Fed-up patients facing astronomical medical bills are fighting back against hospitals and insurance companies with a secret weapon: artificial intelligence.
Alicia Bittle gave birth to her youngest son in August, but rushed him to the emergency room just three weeks later after the infant developed a fever and respiratory illness.
The stay-at-home mom and “trad wife” who raises her brood on a homestead farm with her husband, spent a grueling two nights in the hospital, where her newborn got a spinal tap, antibiotic and antiviral meds, and a slew of tests before ultimately being diagnosed with Covid.
Then Bittle, who also writes part time for the conservative women’s publication Evie Magazine, got an eye-popping bill.
The hospital, which Bittle declined to identify, charged the 31-year-old mom of four $14,017.62, leaving her on the hook for a $1,000 copay.
“I’m convinced hospitals charge such crazy, arbitrary amounts so that when you get your co-pay amount from your insurance you’re not angry that you have to shell out $1,000 — you’re relieved you don’t have to pay $14,000,” Bittle wrote on X of the ordeal.
Incensed, she decided to run her itemized hospital bill through Grok, the Elon Musk-owned generative AI chatbot, asking it to analyze the rate for each line item.
Nearly all the charges on Bittle’s bill were in excess of state and national averages, according to the bot, which provided the links to prove it.
Compared to national averages — Bittle said only that she lives in a rural Southern state — Grok estimated the bill should’ve been half what the hospital charged.
The bulk of the bill wasn’t the lab tests or antibiotic treatments, but the room and board and emergency room fees.
The hospital charged Bittle nearly $7,000 for two nights in the hospital, which the billing department coded “all inclusive room and board,” she told The Post.

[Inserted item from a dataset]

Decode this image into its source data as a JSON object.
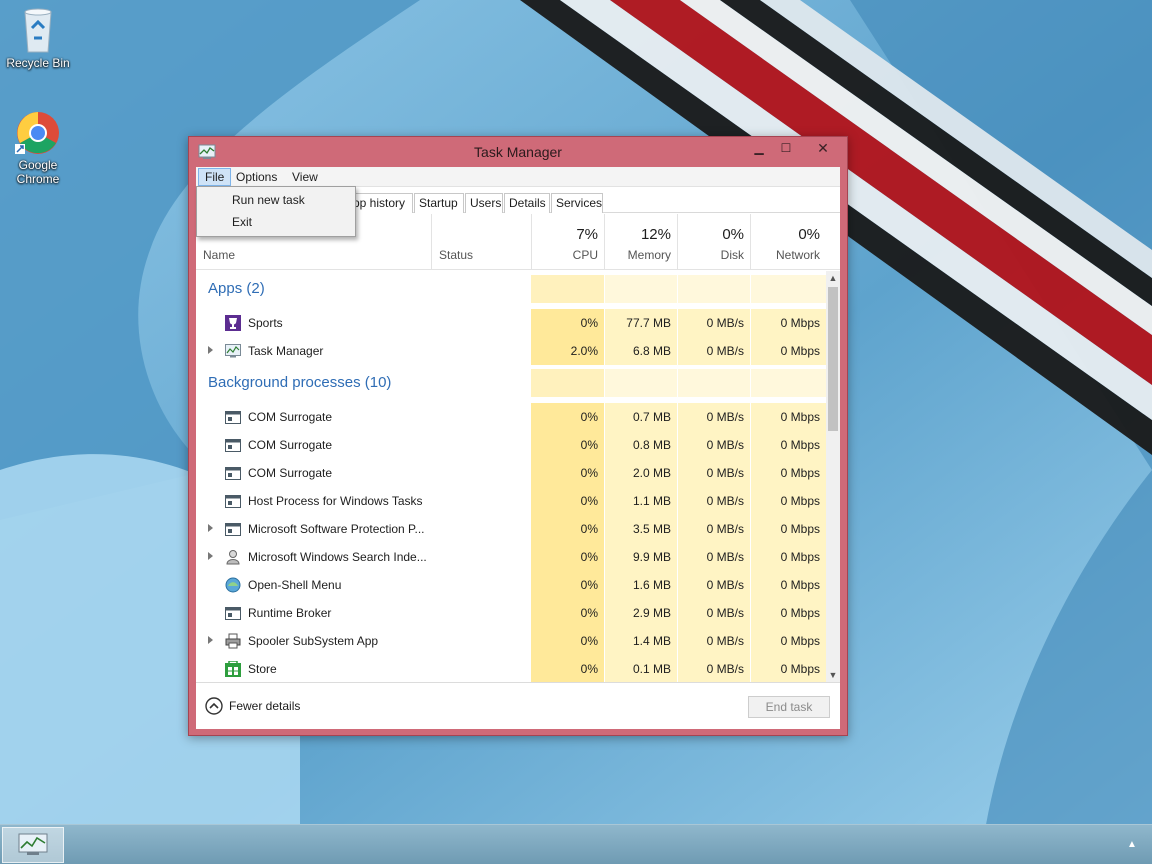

According to Grok, a $3,000-plus daily room rate is unusually high, with a more typical rate costing between $1,000 to $2,000.
Grok also flagged Bittle’s $2,261 emergency room fee.
Noting these can vary widely, Grok determined a reasonable price range should be between $500 and $1,500.
No one at the hospital’s billing department could explain the exorbitant room rates, or why her “all inclusive” stay — complete with a bed and plastic chair — was so pricey, she said.
“I finally talked with a guy who seemed to know what was what, but I asked for specifics and he wasn’t able to provide any,” Bittle told The Post.
After days of haggling with various hospital reps, Bittle eventually learned that her family qualified for the hospital’s financial aid program based on their income and family size — a fact she wouldn’t have stumbled upon without taking up her AI-fueled crusade.
While her son recovered, Bittle hopes sharing her experience will help others facing outrageous healthcare costs.
“This is theft,” she said of her inflated hospital bills. “I’m hopeful AI can change how medical billing and insurance is done, and give the American people the transparency we deserve.”
At least one new company is setting out to do just that.
OpenHand is a medical healthcare startup touting itself as the AI ally for medical bills, giving patients the tools to identify billing errors and dispute unreasonable costs.
The NYC-based company launched in August, but hasn’t yet determined when their services will be open to the public.
For now, patients can request early access through a form on their website.
Once users create a profile, they can upload their medical bills to the site, where OpenHand’s AI tool then analyzes the bills to identify errors.
The bot will even negotiate with providers on patients’ behalf if they opt not to do the haggling themselves.
Natalie Hayden is a patient advocate for those who suffer from inflammatory bowel disease, and called tools like OpenHand a lifeline for people living with chronic illness.
”A lot of IBS patients struggle with costly medical bills, and their program finds discrepancies that you wouldn’t think to double check,” Hayden told The Post.
Patients aren’t the only ones using AI to their advantage — doctors are also reaping the benefits, leveraging the high-tech smarts to push back on insurance companies when denials leave them with uncollectible debts.
Bryan Rotella is an attorney whose practice specializes in artificial intelligence. He’s helping doctors counter claim denials with tools like ChatGPT, which predict the language most likely to lead to a successful appeal.
“AI can be a game-changer for one of the biggest frustrations in the doctor-patient relationship, which is insurance companies denying care and leaving doctors feeling they have no tools to help,” Rotella told The Post.